• Weekend Walk-In Injury Clinic Re-opening: Saturday 25 March

    The winter sporting season is upon us again and as such our Weekend Walk-In Injury Clinic at Warringal Private Hospital will be re-opening, with the addition of a plastering service too!

    If someone is injured on a weekend, from Saturday 25 March onwards, and requires medical assistance but doesn't need to go to or want to wait in an emergency department they can drop in to:

    Warringal Private Hospital Day Surgery

    Suite 13 - Level 3, 216 Burgundy Street, Heidelberg.

    12 - 6pm Saturday and Sunday.

    Injuries are assessed by a Physiotherapist with plastering services and X-Ray facilities also available.

    Remember, we can help with injury prevention as well as recovery and take care of both sporting and non-sporting medical and rehabilitation elements.

    Phone us on 9481 5744 if you have any questions or would like to make a regular appointment.


  • Consensus Conference on Concussion in Sport

    5th International Consensus Conference on Concussion in Sport

    Berlin, Germany. 27-28 October 2016

    A summary from Sport and Exercise Physician Dr David Bolzonello

    "The main value was reassurance that we here in Melbourne are using best practice principles and that we do manage our athletes well."

    Australians were well represented from all our key sports and four of the seven sessions were moderated by Australians, Sport and Exercise Physicians Michael Makdissi, Martin Raftery, and Paul McCrory, who is also a neurologist, and Gavin Davis, Neurosurgeon.

    The format for the event was 7 key topics explored over 7 sessions.

    The seven topics were:

    • Concussion Definition and Sideline Screening
    • Sport Concussion Assessment Tool ( SCAT) and Post-injury assessment
    • Advanced or Novel testing and treatment
    • Physiologic Recovery - Return to play modifiers
    • Childhood concussion
    • Persistent Post concussive Symptoms and Long Term Sequelae
    • Risk Reduction.

    A leader of each working group presented a review of the most recent scientific papers in each topic. Some 2000+ papers were assessed and culled using key words/criteria in each group to sometimes only 15 papers.

    A summary of evidence in each area was presented to the forum. Each session included scientific presentations on that session topic and attendees from the floor added comments, suggestions or even disagreements. These comments were recorded and over the next two days the leaders met to write up the new International consensus position statement.

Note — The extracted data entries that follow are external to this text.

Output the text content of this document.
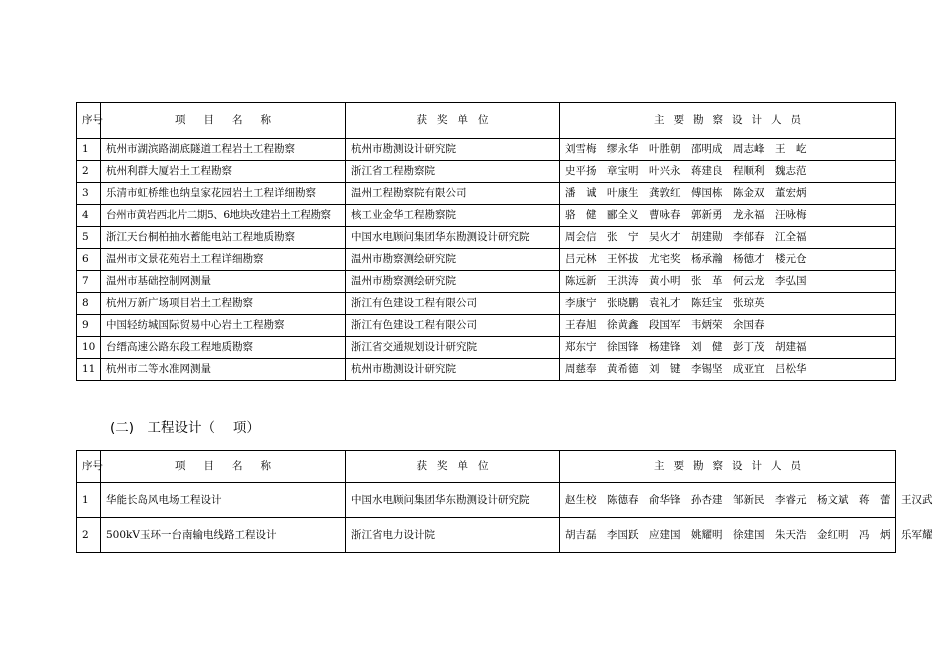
序号	项目名称	获奖单位	主要勘察设计人员
1	杭州市湖滨路湖底隧道工程岩土工程勘察	杭州市勘测设计研究院	刘雪梅　缪永华　叶胜朝　邵明成　周志峰　王　屹
2	杭州利群大厦岩土工程勘察	浙江省工程勘察院	史平扬　章宝明　叶兴永　蒋建良　程顺利　魏志范
3	乐清市虹桥维也纳皇家花园岩土工程详细勘察	温州工程勘察院有限公司	潘　诚　叶康生　龚敦红　傅国栋　陈金双　董宏炳
4	台州市黄岩西北片二期5、6地块改建岩土工程勘察	核工业金华工程勘察院	骆　健　郦全义　曹咏春　郭新勇　龙永福　汪咏梅
5	浙江天台桐柏抽水蓄能电站工程地质勘察	中国水电顾问集团华东勘测设计研究院	周会信　张　宁　吴火才　胡建勋　李郁春　江全福
6	温州市文景花苑岩土工程详细勘察	温州市勘察测绘研究院	吕元林　王怀拔　尤宅奖　杨承瀚　杨德才　楼元仓
7	温州市基础控制网测量	温州市勘察测绘研究院	陈远新　王洪涛　黄小明　张　革　何云龙　李弘国
8	杭州万新广场项目岩土工程勘察	浙江有色建设工程有限公司	李康宁　张晓鹏　袁礼才　陈廷宝　张琼英
9	中国轻纺城国际贸易中心岩土工程勘察	浙江有色建设工程有限公司	王春旭　徐黄鑫　段国军　韦炳荣　余国春
10	台缙高速公路东段工程地质勘察	浙江省交通规划设计研究院	郑东宁　徐国锋　杨建锋　刘　健　彭丁茂　胡建福
11	杭州市二等水准网测量	杭州市勘测设计研究院	周慈奉　黄希德　刘　键　李锡坚　成亚宜　吕松华
(二)　工程设计（　 项）
序号	项目名称	获奖单位	主要勘察设计人员
1	华能长岛风电场工程设计	中国水电顾问集团华东勘测设计研究院	赵生校　陈德春　俞华锋　孙杏建　邹新民　李睿元　杨文斌　蒋　蕾　王汉武
2	500kV玉环一台南输电线路工程设计	浙江省电力设计院	胡吉磊　李国跃　应建国　姚耀明　徐建国　朱天浩　金红明　冯　炳　乐军耀
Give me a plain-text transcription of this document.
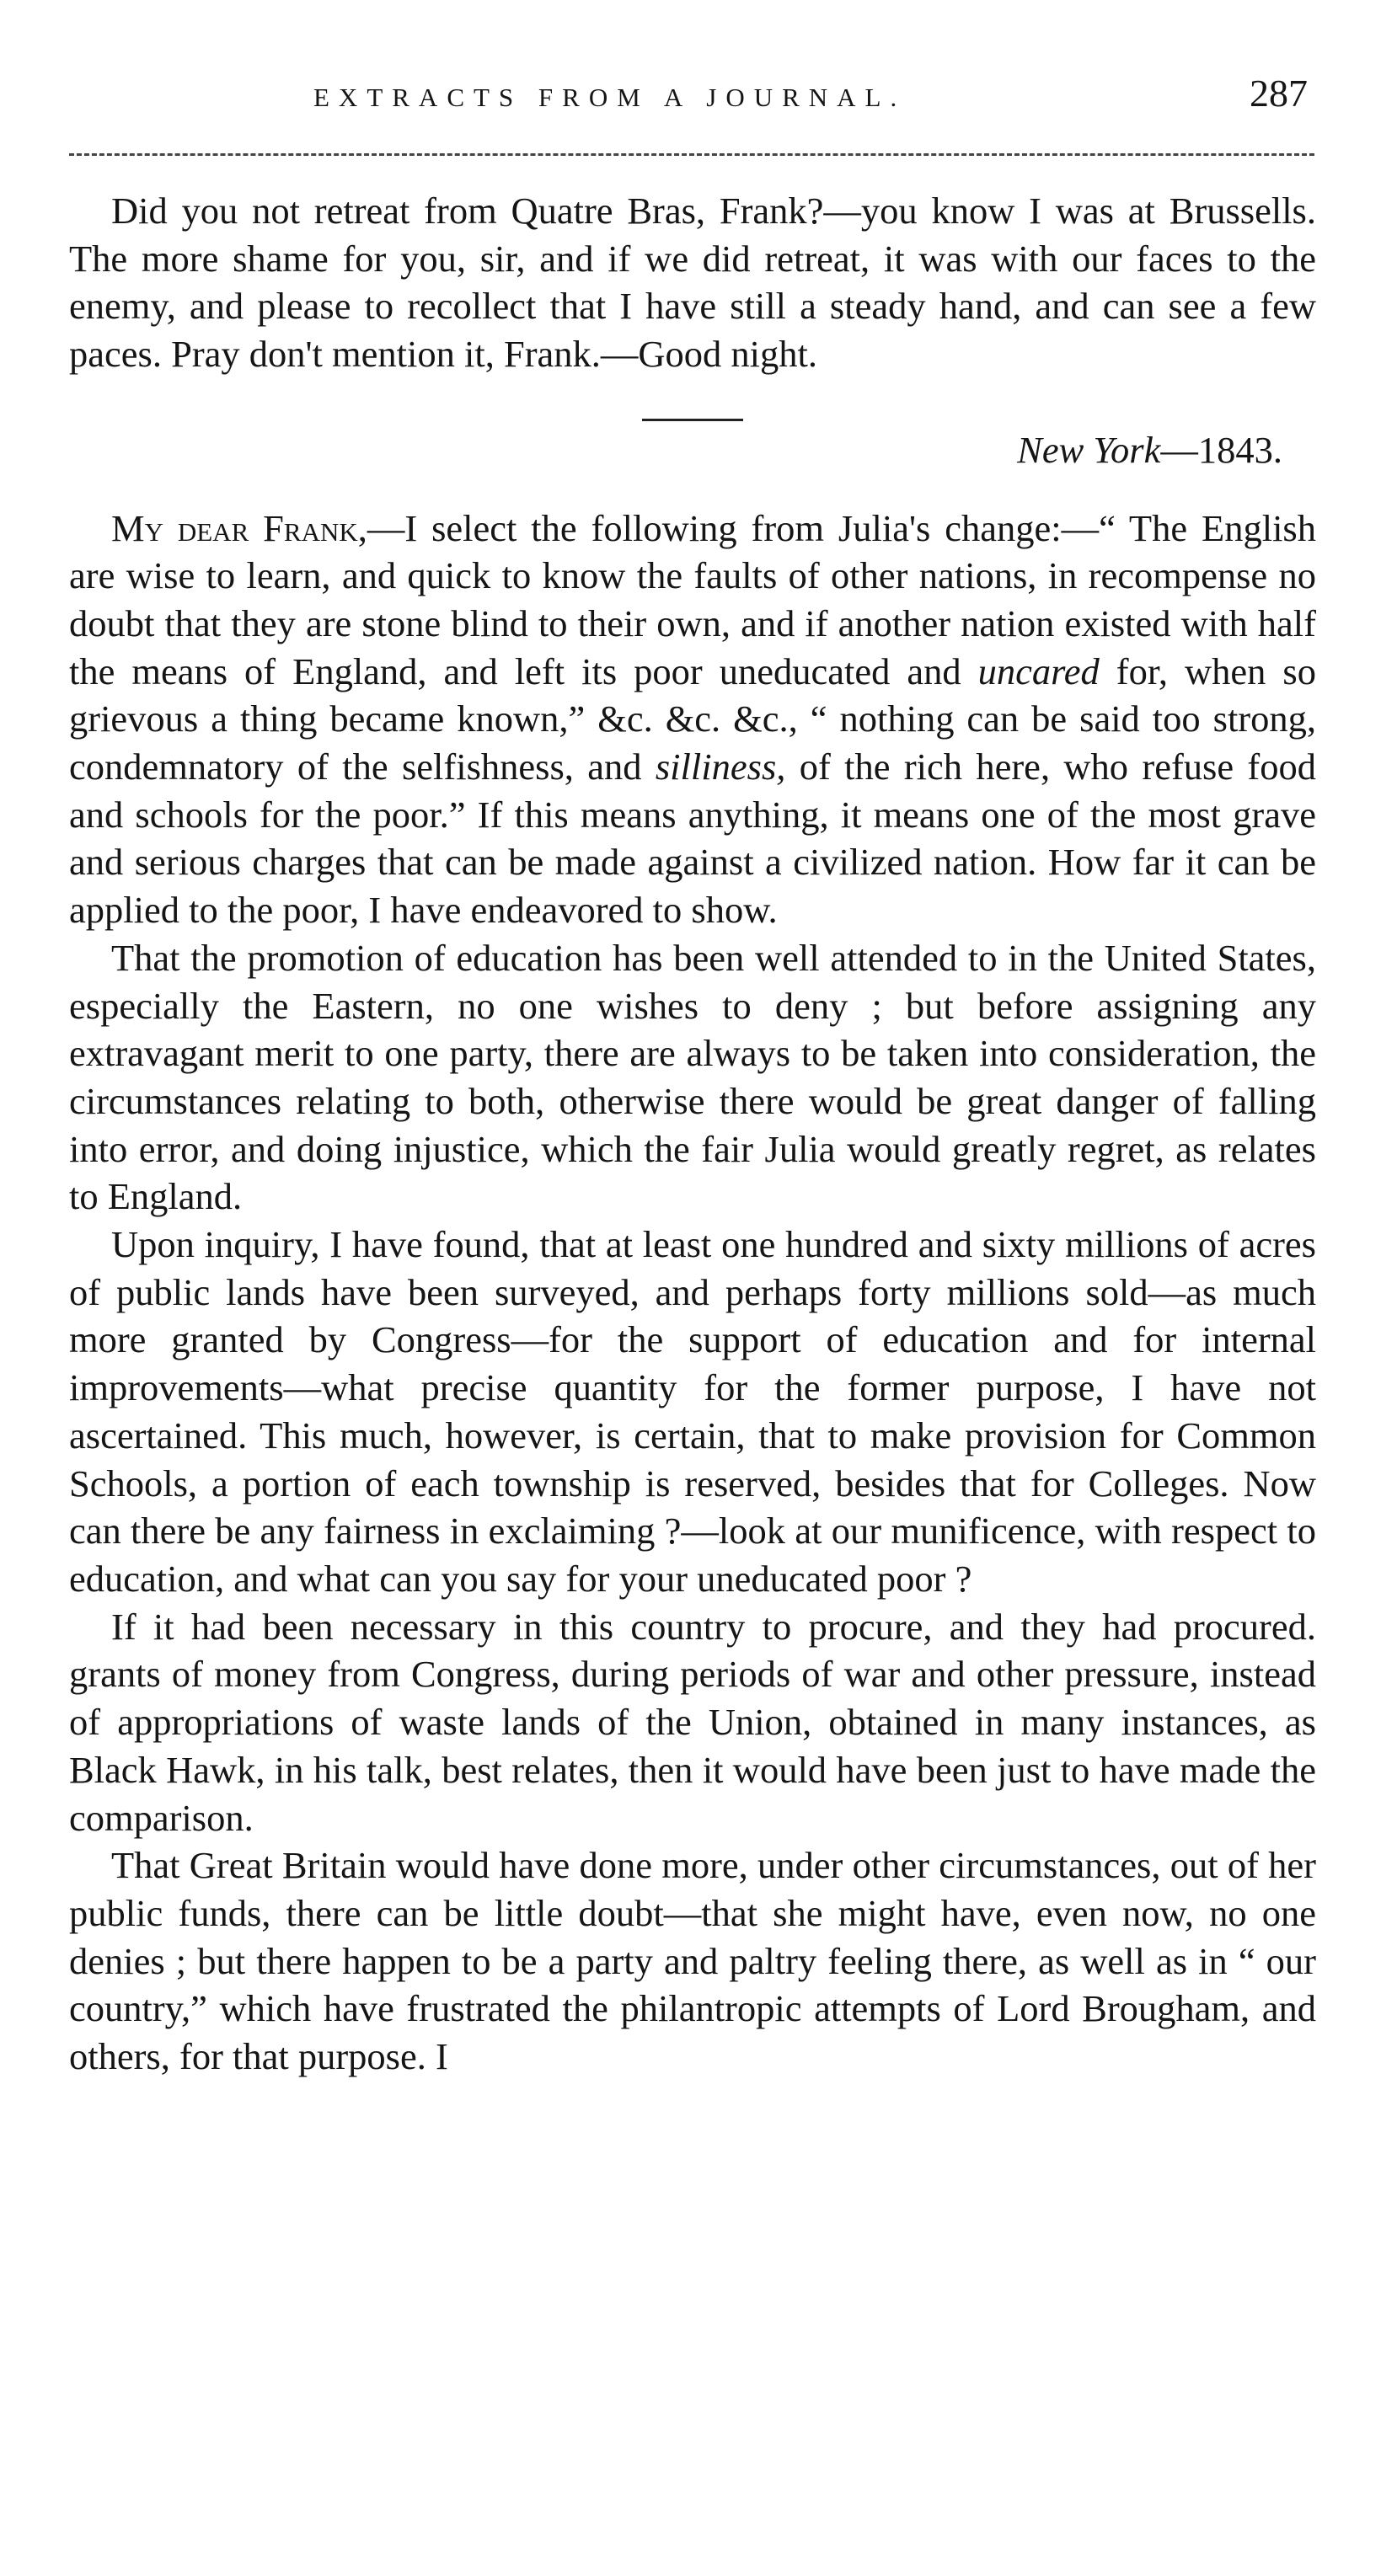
EXTRACTS FROM A JOURNAL.	287

Did you not retreat from Quatre Bras, Frank?—you know I was at Brussells. The more shame for you, sir, and if we did retreat, it was with our faces to the enemy, and please to recollect that I have still a steady hand, and can see a few paces. Pray don't mention it, Frank.—Good night.

New York—1843.

My dear Frank,—I select the following from Julia's change:—“ The English are wise to learn, and quick to know the faults of other nations, in recompense no doubt that they are stone blind to their own, and if another nation existed with half the means of England, and left its poor uneducated and uncared for, when so grievous a thing became known,” &c. &c. &c., “ nothing can be said too strong, condemnatory of the selfishness, and silliness, of the rich here, who refuse food and schools for the poor.” If this means anything, it means one of the most grave and serious charges that can be made against a civilized nation. How far it can be applied to the poor, I have endeavored to show.

That the promotion of education has been well attended to in the United States, especially the Eastern, no one wishes to deny ; but before assigning any extravagant merit to one party, there are always to be taken into consideration, the circumstances relating to both, otherwise there would be great danger of falling into error, and doing injustice, which the fair Julia would greatly regret, as relates to England.

Upon inquiry, I have found, that at least one hundred and sixty millions of acres of public lands have been surveyed, and perhaps forty millions sold—as much more granted by Congress—for the support of education and for internal improvements—what precise quantity for the former purpose, I have not ascertained. This much, however, is certain, that to make provision for Common Schools, a portion of each township is reserved, besides that for Colleges. Now can there be any fairness in exclaiming ?—look at our munificence, with respect to education, and what can you say for your uneducated poor ?

If it had been necessary in this country to procure, and they had procured. grants of money from Congress, during periods of war and other pressure, instead of appropriations of waste lands of the Union, obtained in many instances, as Black Hawk, in his talk, best relates, then it would have been just to have made the comparison.

That Great Britain would have done more, under other circumstances, out of her public funds, there can be little doubt—that she might have, even now, no one denies ; but there happen to be a party and paltry feeling there, as well as in “ our country,” which have frustrated the philantropic attempts of Lord Brougham, and others, for that purpose. I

It is due for publication in the British Journal of Sports Medicine in the first third of next year.

    What did I learn?

    The definition of concussion is largely agreed upon by experts, although there is no uniform definition in the scientific literature. There was agreement on a definition as "change in brain function due to a transfer of energy to the brain and its associated structures".

    No definition proposed a prognosis for recovery, and no symptom is specific to concussion.

    Sideline assessment can be very difficult for clinicians as they do not have the benefit of multiple camera angles and slow motion whilst they are testing the player and making decisions. Often, commentators and spectators have a better picture of the impact, and the injured player's response to that impact, than do the staff in the playing arena. Access to tools such as Hawkeye video review are helping doctors to see what the commentators have seen, and be able to respond accordingly.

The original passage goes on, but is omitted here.